Venezia 70: Night moves, la recensione
Night Moves di Kelly Reichardt è talmente freddo, talmente distaccato, talmente algido che alla fine è insostenibile e non coinvolge più...
Attivisti ambientalisti, frustrazione, senso di impotenza e l'idea di fare qualcosa di concreto, far esplodere una diga che crea problemi all'ambiente.
Purtroppo però Night Moves non si presenta come Il buco di Becker, cioè come una cronaca quasi documentaristica di un piano prima elaborato e poi messo in atto che lascia trasparire di colpo il coinvolgimento emotivo, ma più come un lavoro sbilanciato che prima pare non occuparsi dei protagonisti e poi ne tira dentro i problemi, le insicurezze e le emozioni in maniera forzata.
Non cerca il discorso più banale sull'ambientalismo, anzi, la Reichardt vorrebbe mettere in questione la vera morale di chi si crede migliore per gli ideali a cui sceglie di credere, ma il suo disprezzo per i personaggi è palpabile e non sfocia mai in una coinvolta tortura o in una presa di distanza ma più nel fastidio di trattarli.

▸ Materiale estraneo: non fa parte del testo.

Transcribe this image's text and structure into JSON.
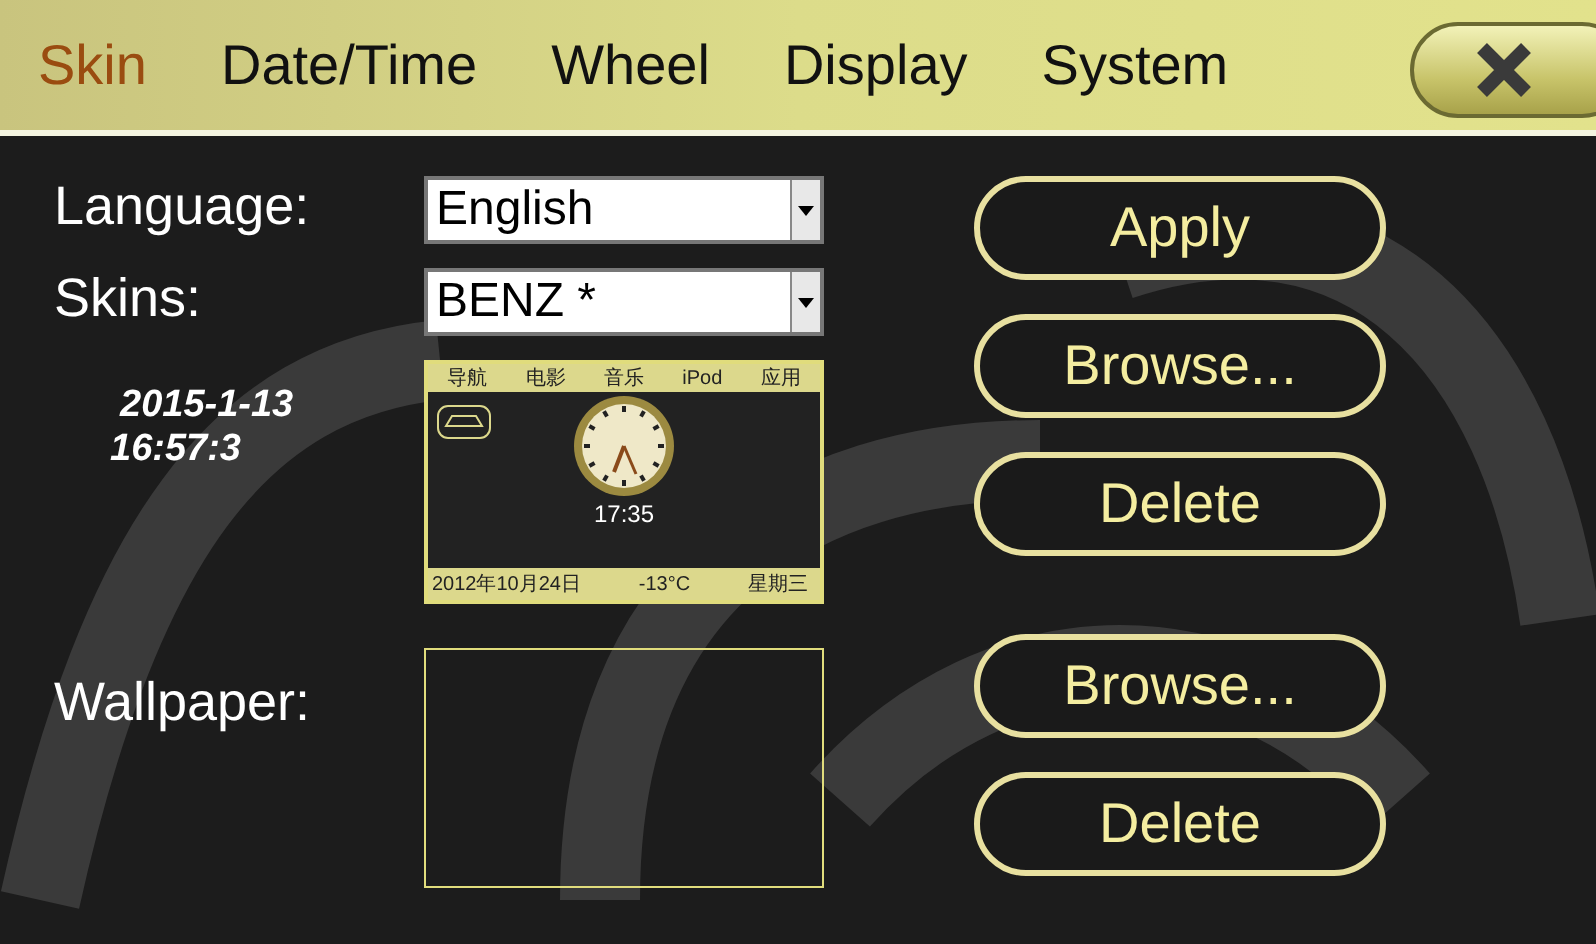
{
  "tabs": [
    {
      "label": "Skin",
      "selected": true
    },
    {
      "label": "Date/Time",
      "selected": false
    },
    {
      "label": "Wheel",
      "selected": false
    },
    {
      "label": "Display",
      "selected": false
    },
    {
      "label": "System",
      "selected": false
    }
  ],
  "language": {
    "label": "Language:",
    "value": "English"
  },
  "skins": {
    "label": "Skins:",
    "value": "BENZ *"
  },
  "datetime": {
    "date": "2015-1-13",
    "time": "16:57:3"
  },
  "skin_preview": {
    "menu": [
      "导航",
      "电影",
      "音乐",
      "iPod",
      "应用"
    ],
    "clock_time": "17:35",
    "date": "2012年10月24日",
    "temperature": "-13°C",
    "weekday": "星期三"
  },
  "wallpaper": {
    "label": "Wallpaper:"
  },
  "skin_buttons": [
    "Apply",
    "Browse...",
    "Delete"
  ],
  "wallpaper_buttons": [
    "Browse...",
    "Delete"
  ]
}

Il motivo per il quale Night Moves è un brutto film poco riuscito è che si schifa di fronte all'idea di agitare i suoi protagonisti, non pare amare il racconto che fa e nel prendere le distanze (cosa buona e giusta) si allontana troppo, al punto che nulla pare interessante e anche quel che dovrebbe stupire suona noioso.